Martin Karl Schibbye (/sv/; born 17 October 1980) is a Swedish journalist and former editor. After an assignment in the conflict-ridden Ogaden region of Ethiopia he was sentenced to eleven years in prison for terrorist crimes on 27 December 2011, but was later pardoned and released on 10 September 2012. He was held at the notorious Kaliti Prison.

== Career ==
Schibbye became editor of Sweden's Revolutionary Communist Youth magazine Rebell in his twenties. After military service in Strängnäs 00-01, he graduated with a B.A. in political science and an M.A. in economic history and a B.A. in journalism.
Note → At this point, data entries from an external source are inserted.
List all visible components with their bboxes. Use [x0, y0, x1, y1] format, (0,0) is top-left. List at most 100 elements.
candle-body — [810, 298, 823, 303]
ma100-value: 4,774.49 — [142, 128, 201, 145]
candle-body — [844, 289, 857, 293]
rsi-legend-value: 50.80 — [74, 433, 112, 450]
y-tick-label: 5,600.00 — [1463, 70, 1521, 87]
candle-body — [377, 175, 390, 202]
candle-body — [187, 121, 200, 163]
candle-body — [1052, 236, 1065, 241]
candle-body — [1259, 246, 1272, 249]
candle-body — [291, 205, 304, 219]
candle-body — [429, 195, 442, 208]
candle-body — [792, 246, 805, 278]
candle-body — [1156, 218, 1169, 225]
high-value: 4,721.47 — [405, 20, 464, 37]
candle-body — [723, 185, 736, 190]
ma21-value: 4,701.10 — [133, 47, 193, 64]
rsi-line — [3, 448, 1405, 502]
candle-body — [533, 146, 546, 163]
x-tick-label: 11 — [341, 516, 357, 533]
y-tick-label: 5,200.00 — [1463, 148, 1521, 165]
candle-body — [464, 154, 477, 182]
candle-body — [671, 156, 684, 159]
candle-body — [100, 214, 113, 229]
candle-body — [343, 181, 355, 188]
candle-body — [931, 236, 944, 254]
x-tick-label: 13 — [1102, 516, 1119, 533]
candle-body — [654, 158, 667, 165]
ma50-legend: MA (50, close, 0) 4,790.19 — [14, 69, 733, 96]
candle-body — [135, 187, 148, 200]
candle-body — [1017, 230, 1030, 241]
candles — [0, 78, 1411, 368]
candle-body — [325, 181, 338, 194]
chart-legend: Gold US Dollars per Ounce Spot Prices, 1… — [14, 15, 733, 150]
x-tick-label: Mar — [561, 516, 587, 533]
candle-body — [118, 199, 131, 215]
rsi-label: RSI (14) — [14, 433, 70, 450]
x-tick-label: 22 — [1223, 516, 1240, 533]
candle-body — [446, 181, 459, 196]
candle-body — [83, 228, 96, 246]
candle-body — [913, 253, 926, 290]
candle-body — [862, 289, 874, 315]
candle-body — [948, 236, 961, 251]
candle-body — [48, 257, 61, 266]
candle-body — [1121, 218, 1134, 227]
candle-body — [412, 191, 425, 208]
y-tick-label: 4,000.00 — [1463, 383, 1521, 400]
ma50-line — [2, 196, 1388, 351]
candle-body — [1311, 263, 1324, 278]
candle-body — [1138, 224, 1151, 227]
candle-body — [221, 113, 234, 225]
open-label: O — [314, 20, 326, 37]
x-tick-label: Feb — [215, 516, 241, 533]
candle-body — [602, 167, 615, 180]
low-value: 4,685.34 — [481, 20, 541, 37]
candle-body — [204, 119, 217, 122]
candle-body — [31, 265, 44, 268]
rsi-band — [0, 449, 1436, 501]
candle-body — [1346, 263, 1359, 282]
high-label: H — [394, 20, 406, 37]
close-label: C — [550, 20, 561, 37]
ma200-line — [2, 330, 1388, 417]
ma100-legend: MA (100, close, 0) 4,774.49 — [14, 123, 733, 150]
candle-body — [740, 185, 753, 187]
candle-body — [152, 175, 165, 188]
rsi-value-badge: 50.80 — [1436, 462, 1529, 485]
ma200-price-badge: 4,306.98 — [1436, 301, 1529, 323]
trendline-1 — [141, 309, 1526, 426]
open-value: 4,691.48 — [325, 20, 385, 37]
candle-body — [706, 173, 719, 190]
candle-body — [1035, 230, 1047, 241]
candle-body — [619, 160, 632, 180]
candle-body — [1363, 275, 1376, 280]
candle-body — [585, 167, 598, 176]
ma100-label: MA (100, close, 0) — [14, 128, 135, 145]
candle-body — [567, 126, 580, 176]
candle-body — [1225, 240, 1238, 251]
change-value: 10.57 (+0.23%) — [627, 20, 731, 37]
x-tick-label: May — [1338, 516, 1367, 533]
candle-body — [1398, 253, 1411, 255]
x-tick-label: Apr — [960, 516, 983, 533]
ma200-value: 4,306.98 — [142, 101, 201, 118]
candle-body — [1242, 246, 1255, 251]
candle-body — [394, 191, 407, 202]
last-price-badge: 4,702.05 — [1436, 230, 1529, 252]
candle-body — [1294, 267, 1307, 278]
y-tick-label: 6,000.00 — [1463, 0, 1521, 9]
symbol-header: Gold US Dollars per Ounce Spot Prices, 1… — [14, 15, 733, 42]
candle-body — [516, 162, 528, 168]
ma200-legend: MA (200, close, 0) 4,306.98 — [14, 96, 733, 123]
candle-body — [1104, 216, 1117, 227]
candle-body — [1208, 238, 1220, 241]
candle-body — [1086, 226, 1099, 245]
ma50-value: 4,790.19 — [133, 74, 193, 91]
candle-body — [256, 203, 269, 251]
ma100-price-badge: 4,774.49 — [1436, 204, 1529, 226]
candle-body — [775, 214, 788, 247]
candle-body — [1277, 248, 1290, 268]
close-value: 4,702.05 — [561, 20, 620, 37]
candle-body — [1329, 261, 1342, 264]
Today he is a freelance journalist.

He has worked as a foreign correspondent for several newspapers, including The Times, Amelia and Proletären. He has worked in several different countries, including Algeria, the Philippines, the United Arab Emirates, Cuba, Venezuela, Syria, Lebanon, Palestine, Thailand and Vietnam. He has been the editor of the quarterly Iraksolidaritet and the monthly magazine Folket i Bild/Kulturfront. Recently he worked for the magazine Filter.

=== Arrested and sentenced for terrorist crimes in Ethiopia ===

On 1 July 2011 Schibbye was arrested along with the Swedish photographer Johan Persson in Ethiopia suspected of terrorist crimes after they illegally entered the Ogaden region from Somalia in the company of ONLF guerrillas. Schibbye and Persson were sentenced to 11 years in jail on 27 December 2011. The evidence submitted during the trial included film produced by the Ethiopian authorities, based both on material recorded by Schibbye and Persson and on interviews made under duress by the authorities.

Reporters Without Borders voiced disapproval of the way the Ethiopian judicial system was handling the case and warned of the danger of serious diplomatic repercussions of the jail sentences: "Every meeting between Ethiopian officials and their European or western counterparts will henceforth be affected by this case."

On 10 September 2012 they were pardoned and released. Schibbye returned to Sweden on 14 September 2012 and subsequently held a press conference together with Johan Persson, telling about their time in Ethiopia. Schibbye published a book in 2013, "438 dagar" (438 Days), detailing his experience.

== Awards ==
Schibbye was awarded the 2011 Robespierre Prize of SEK 10,000 by the Jan Myrdal Society for his journalism, specifically his coverage of Iraq. He received the 2012 Freelance Award, the 2012 Anna Politkovskaya Memorial Award, and Reporters Without Borders’ 2013 Press Freedom Prize. His book with Johan Persson, "438 dagar", was shortlisted for the 2013 August Prize in the non-fiction category.